Nach Zwielicht das LeuchtFeuer

Am 14. Oktober ging es ins Kammgarn nach Schaffhausen. Schandmaul entzündete nach (dem) Zwielicht das LeuchtFeuer.
Gwen konnte aus gesundheitlichen Gründen leider kurzfristig nicht mitkommen und so sprang Ainchen für sie ein.Nach der Arbeit traf ich mich also mit Ainchen bei mir zu Hause. Gwen stellte ihr netterweise ein Tshirt zur Verfügung, damit sie auch anständig gekleidet ist. Wir hatten uns für Krayenzeit-Tshirts entschieden, da die Band ja als Support auf dem deutschen Teil der LeuchtFeuer-Tour geplant war.
Da ich die Location nicht kannte und auch den Verkehr nicht richtig einschätzen konnte, wollte ich frühzeitig vor Ort sein. Nun ja, wir waren dann sehr früh vor Ort, aber dafür konnten wir noch etwas trinken und ein bisschen quatschen. Doch dann ging es auch schon los. Der Einlass verlief recht zügig und schon bald standen wir im Club selber.

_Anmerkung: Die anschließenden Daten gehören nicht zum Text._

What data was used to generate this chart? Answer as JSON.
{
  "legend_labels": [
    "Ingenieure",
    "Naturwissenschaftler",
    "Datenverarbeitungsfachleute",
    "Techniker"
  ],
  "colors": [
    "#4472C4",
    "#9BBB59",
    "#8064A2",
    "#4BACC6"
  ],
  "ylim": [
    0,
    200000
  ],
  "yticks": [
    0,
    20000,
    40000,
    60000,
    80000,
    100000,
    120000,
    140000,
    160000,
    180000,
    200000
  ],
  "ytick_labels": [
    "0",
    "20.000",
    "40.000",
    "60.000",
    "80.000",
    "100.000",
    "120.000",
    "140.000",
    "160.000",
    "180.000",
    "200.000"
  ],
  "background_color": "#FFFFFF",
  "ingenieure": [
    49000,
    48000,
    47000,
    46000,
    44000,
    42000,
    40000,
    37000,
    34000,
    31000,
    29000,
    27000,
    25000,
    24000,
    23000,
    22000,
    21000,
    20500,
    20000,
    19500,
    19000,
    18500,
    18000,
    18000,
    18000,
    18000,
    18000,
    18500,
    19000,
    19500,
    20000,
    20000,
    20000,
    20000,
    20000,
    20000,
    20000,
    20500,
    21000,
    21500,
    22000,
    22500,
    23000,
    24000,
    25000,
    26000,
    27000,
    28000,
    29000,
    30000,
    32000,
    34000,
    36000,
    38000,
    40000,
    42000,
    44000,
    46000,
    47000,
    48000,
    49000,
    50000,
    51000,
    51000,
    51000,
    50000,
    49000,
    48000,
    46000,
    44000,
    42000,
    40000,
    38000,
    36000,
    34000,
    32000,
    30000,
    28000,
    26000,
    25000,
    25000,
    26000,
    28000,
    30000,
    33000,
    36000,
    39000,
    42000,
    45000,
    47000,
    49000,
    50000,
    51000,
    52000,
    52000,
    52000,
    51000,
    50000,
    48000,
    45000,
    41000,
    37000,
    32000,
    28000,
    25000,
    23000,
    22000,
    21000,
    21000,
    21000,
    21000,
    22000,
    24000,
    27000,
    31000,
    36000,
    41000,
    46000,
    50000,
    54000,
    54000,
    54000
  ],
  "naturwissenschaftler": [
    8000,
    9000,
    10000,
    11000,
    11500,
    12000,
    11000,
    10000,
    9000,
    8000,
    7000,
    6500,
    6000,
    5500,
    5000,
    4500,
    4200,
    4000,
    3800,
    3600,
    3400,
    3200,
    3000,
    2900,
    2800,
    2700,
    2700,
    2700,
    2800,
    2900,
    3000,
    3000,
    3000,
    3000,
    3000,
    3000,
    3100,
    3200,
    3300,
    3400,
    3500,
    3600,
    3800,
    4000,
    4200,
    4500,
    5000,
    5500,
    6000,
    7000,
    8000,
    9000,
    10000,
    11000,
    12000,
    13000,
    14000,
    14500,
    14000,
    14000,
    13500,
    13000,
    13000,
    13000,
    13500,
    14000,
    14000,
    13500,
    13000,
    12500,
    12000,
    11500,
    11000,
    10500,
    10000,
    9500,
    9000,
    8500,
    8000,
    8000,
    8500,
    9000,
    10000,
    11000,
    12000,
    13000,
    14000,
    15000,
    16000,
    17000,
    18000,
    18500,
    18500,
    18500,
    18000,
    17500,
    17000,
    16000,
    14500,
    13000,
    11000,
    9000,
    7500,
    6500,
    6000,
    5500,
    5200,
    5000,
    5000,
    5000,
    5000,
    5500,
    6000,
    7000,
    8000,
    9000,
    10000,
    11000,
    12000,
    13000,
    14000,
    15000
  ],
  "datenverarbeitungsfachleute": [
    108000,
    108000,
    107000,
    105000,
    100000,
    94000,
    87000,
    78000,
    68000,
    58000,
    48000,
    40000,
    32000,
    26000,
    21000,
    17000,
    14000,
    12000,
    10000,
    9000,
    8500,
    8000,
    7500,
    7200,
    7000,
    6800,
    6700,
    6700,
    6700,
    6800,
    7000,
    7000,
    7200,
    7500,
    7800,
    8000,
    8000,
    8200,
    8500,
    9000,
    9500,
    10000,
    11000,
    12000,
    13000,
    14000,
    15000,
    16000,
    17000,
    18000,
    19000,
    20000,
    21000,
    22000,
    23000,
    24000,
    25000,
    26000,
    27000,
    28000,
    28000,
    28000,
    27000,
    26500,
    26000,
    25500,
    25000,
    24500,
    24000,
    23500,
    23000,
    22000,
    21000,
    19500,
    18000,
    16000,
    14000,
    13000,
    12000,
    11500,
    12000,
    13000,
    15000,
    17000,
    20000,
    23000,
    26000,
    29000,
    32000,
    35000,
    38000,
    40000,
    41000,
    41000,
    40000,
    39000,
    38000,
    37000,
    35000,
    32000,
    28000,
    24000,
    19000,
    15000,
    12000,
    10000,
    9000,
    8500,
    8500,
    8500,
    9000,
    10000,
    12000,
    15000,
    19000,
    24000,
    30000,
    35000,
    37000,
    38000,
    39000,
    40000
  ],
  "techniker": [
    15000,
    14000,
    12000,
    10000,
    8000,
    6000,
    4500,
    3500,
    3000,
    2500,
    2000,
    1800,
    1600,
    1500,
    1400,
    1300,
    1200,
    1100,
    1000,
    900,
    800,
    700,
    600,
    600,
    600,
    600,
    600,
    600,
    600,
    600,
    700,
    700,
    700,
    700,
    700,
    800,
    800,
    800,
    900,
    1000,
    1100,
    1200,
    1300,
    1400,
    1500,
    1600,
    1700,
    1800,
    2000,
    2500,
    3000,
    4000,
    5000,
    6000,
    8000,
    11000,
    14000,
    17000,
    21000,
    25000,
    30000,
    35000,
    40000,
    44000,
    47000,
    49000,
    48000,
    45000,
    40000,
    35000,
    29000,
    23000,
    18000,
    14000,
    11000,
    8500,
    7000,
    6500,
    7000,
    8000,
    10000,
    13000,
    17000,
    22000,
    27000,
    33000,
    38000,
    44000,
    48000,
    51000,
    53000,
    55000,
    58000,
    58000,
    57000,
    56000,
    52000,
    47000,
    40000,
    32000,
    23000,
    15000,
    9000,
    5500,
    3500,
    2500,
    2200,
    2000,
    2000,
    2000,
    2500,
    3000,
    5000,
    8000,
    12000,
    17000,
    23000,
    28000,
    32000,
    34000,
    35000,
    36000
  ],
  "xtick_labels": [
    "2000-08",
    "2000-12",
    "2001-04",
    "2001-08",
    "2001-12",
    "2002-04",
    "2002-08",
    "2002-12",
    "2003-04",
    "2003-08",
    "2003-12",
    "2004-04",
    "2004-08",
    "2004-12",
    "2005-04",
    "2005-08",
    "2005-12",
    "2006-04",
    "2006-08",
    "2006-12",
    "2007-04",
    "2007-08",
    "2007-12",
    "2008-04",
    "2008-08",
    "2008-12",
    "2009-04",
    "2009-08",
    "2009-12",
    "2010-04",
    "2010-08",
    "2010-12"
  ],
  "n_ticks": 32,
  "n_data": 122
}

Das Kammgarn gefällt mir sehr gut, mit hohen Decken und einem speziellen Lichtkonzept.DSC_2928_00052.jpg
Ainchen und ich gönnten uns als Einstieg einen Gin Tonic an der Bar. Stark, aber sehr lecker. Schliesslich startete die Vorband. Ich hatte von Zwielicht bisher noch nichts gehört und es auch verpasst, mich auf die Band vorzubereiten. Auch wenn der Sound mMn schlecht abgemischt war, fand ich die Band nicht schlecht. Leider hörte man den Gesang sehr selten und verstand kaum ein Wort. Das was ich hören konnte, gefiel mir aber. Während Ainchen an der Bar unsere Cocktails hütete, bewegte ich mich Zwecks Fotos durch die Menge. Doch egal wo ich war, der Sound war sehr schlecht abgemischt. Schade! Ich beschloss daher, mir eine CD zu kaufen und mir Zwielicht mal in Ruhe anzuhören.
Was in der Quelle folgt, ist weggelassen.